Mathematical Modeling of the Effect of Angiostatin on the Density of the Circular Tumor-Induced Microvascular Network

Abstract

Angiogenesis is a connection bridge between the avascular and vascular growth phases of the tumor. The rate of tumor growth increases after angiogenesis. Anti-angiogenesis therapy is an effective method that is used in cancer treatment, especially in combination with other strategies such as chemotherapy and radiotherapy. Mathematical models are used for simulating different processes in cancer-related areas, such as angiogenesis and anti-angiogenesis. In this study, the formation of a capillary network from two parent vessels toward a circular tumor of different sizes is studied by considering the anti-angiogenic effects of angiostatin. The discrete model applied in previous studies of our group is developed in this paper to study the effect of angiostatin on the density of capillaries as a parameter that may represent anti-angiogenesis effectiveness.
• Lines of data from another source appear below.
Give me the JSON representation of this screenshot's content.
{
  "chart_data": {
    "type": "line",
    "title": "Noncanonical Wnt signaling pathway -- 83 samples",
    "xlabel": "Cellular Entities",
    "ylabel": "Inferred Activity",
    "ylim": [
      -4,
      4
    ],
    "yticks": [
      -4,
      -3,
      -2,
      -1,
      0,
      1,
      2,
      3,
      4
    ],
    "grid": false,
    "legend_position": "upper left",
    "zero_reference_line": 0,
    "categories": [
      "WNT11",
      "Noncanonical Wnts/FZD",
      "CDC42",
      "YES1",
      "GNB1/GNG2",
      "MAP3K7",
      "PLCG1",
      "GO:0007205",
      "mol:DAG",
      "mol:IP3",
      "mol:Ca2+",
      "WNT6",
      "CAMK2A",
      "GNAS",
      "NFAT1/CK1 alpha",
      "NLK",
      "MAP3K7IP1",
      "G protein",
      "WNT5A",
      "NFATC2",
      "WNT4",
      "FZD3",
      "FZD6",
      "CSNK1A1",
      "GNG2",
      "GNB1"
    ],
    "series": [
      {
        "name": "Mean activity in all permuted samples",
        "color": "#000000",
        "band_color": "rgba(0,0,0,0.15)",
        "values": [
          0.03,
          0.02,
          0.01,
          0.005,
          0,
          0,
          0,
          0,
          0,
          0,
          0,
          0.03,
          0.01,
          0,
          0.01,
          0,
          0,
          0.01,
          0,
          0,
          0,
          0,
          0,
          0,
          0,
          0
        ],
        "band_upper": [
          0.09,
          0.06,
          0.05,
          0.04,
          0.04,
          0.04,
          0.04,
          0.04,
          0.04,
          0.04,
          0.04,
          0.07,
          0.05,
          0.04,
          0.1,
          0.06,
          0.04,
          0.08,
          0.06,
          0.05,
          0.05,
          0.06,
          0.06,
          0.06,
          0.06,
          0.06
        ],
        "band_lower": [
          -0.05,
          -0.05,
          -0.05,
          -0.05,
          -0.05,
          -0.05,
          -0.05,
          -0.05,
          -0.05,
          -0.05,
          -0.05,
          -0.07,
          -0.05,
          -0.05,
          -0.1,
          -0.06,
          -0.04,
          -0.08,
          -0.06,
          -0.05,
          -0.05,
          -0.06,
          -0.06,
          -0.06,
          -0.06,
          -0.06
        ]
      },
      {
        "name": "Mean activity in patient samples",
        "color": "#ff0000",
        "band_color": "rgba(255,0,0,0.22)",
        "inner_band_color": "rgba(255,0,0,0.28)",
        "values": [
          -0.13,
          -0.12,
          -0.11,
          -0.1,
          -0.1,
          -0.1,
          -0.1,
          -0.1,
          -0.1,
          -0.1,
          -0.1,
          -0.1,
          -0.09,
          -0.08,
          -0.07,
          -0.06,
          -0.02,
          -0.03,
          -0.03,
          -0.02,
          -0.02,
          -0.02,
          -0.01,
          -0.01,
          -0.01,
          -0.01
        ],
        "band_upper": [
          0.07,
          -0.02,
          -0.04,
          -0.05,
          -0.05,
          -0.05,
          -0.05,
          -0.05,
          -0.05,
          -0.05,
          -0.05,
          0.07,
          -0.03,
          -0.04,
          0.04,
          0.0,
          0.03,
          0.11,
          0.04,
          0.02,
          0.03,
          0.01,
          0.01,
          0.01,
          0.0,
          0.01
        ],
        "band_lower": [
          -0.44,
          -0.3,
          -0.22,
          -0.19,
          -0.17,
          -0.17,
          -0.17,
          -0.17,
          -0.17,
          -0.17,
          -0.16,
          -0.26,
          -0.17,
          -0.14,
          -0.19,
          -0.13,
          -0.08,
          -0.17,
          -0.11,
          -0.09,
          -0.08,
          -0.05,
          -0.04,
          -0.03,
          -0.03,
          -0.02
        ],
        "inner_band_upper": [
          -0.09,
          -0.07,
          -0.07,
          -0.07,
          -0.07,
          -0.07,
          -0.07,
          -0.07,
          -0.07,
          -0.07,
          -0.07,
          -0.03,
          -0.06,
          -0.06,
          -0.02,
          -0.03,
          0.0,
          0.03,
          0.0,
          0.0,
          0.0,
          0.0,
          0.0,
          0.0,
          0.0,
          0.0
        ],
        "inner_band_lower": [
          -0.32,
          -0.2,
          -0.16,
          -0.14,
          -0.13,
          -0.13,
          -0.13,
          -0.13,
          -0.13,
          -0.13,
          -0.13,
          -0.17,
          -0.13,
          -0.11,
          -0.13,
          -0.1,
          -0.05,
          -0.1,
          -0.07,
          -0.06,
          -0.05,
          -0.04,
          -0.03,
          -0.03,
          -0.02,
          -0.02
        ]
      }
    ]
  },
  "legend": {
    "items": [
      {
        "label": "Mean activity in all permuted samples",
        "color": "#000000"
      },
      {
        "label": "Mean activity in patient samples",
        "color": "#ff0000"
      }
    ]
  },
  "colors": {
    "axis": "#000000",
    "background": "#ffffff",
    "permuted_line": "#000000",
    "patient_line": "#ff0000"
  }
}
It is concluded that angiostatin decreases the rate of the spread of the parent vessels' sprouts into the tumor with a small non-dimensional size of 0.1. Moreover, it is shown that anti-angiogenesis normalizes the microenvironment of the tumor. Results show that the microvascular network is pruned by the anti-angiogenic agent, which results in a reduction of the microvascular density in all tumor sizes. Based on the findings of the present study, the reduction of neo-vessel density induced by angiostatin administration decreases with increasing tumor size, which can indicate the dependence of anti-angiogenic treatment performance on tumor size as a factor of tumor progression stage.